Divulgação/Epic Records
Novas acusações de abuso e disputas judiciais explodem na estreia do filme de Michael Jackson
Junto ao lançamento da cinebiografia, novas denúncias de má conduta sexual e ações na Justiça contra o espólio ganham repercussão
Acusações vêm à tona na estreia
Novas acusações de má conduta sexual contra Michael Jackson vieram a público na semana em que a cinebiografia “Michael” chega aos cinemas. Os irmãos Cascio, amigos de longa data do Rei do Pop, formalizaram uma ação judicial contra o espólio do artista e alegam ter sofrido abusos quando ainda eram menores de idade.

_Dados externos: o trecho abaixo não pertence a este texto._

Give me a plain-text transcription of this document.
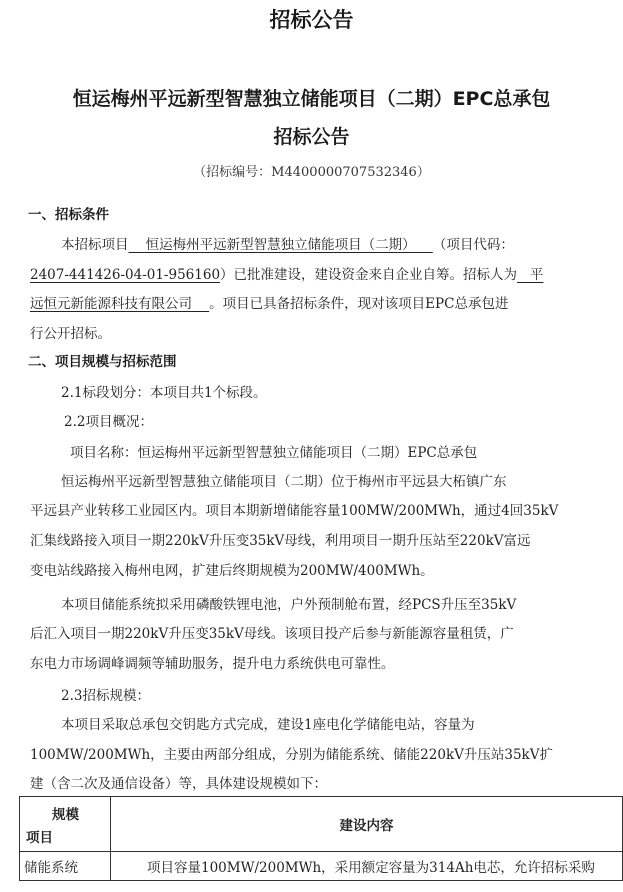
招标公告
恒运梅州平远新型智慧独立储能项目（二期）EPC总承包
招标公告
（招标编号：M4400000707532346）
一、招标条件
本招标项目 恒运梅州平远新型智慧独立储能项目（二期） （项目代码：
2407-441426-04-01-956160）已批准建设，建设资金来自企业自筹。招标人为 平
远恒元新能源科技有限公司 。项目已具备招标条件，现对该项目EPC总承包进
行公开招标。
二、项目规模与招标范围
2.1标段划分：本项目共1个标段。
2.2项目概况：
项目名称：恒运梅州平远新型智慧独立储能项目（二期）EPC总承包
恒运梅州平远新型智慧独立储能项目（二期）位于梅州市平远县大柘镇广东
平远县产业转移工业园区内。项目本期新增储能容量100MW/200MWh，通过4回35kV
汇集线路接入项目一期220kV升压变35kV母线，利用项目一期升压站至220kV富远
变电站线路接入梅州电网，扩建后终期规模为200MW/400MWh。
本项目储能系统拟采用磷酸铁锂电池，户外预制舱布置，经PCS升压至35kV
后汇入项目一期220kV升压变35kV母线。该项目投产后参与新能源容量租赁，广
东电力市场调峰调频等辅助服务，提升电力系统供电可靠性。
2.3招标规模：
本项目采取总承包交钥匙方式完成，建设1座电化学储能电站，容量为
100MW/200MWh，主要由两部分组成，分别为储能系统、储能220kV升压站35kV扩
建（含二次及通信设备）等，具体建设规模如下：
规模
项目	建设内容
储能系统	项目容量100MW/200MWh，采用额定容量为314Ah电芯，允许招标采购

O que diz a nova denúncia?
A queixa alega que Jackson cometeu abusos de forma continuada contra Edward, Dominic, Marie-Nicole e Aldo Cascio. O processo acusa o cantor de ser um “predador sexual em série”, que agia de forma predatória e que constantemente usava drogas ou álcool em suas investidas.
As denúncias afirmam que os abusos começaram quando as vítimas tinham entre sete e oito anos. A acusação relata que Jackson drogou e estuprou os irmãos, com ataques que ocorreram em diversos locais pelo mundo e até mesmo na casa da família Cascio.
A nova ação aponta que os pagamentos milionários feitos pelo espólio para os irmãos foram suspensos em 2025. O processo judicial argumenta que o documento assinado na época do acordo funcionava de modo enganoso para calar as vítimas e tentar silenciá-las.
Defesa contesta acusações
Os executores do espólio de Michael Jackson, John Branca e John McLain, negaram todas as alegações e reagiram às acusações. Marty Singer, advogado da equipe de defesa, definiu o processo como uma “tentativa desesperada de obter dinheiro” e destacou que os Cascio defenderam publicamente a inocência do cantor por mais de 25 anos.
A equipe jurídica do artissta entrou com um pedido de arbitragem e alegou que os Cascio firmaram acordos de milhões de dólares e assinaram amplos termos de renúncia a queixas judiciais. O caso segue em andamento na Justiça americana.
Filme estreia sob polêmicas
As alegações vêm à tona no fim de semana de estreia da cinebiografia “Michael”, que tem uma abertura estimada em US$ 85 milhões nos Estados Unidos. Dirigido por Antoine Fuqua (“O Protetor”) e protagonizado pelo sobrinho do cantor, Jaafer Jackson, o filme também enfrenta críticas negativas da imprensa, atingindo apenas 39% de aprovação no Rotten Tomatoes.
Paris Jackson, filha do astro pop, também não gostou da produção e entrou em uma batalha jurídica contra os executores do espólio. Ela acusa Branca e McLain de má gestão financeira, taxas excessivas e divergências criativas em projetos de alto perfil, como o filme sobre a vida do seu pai.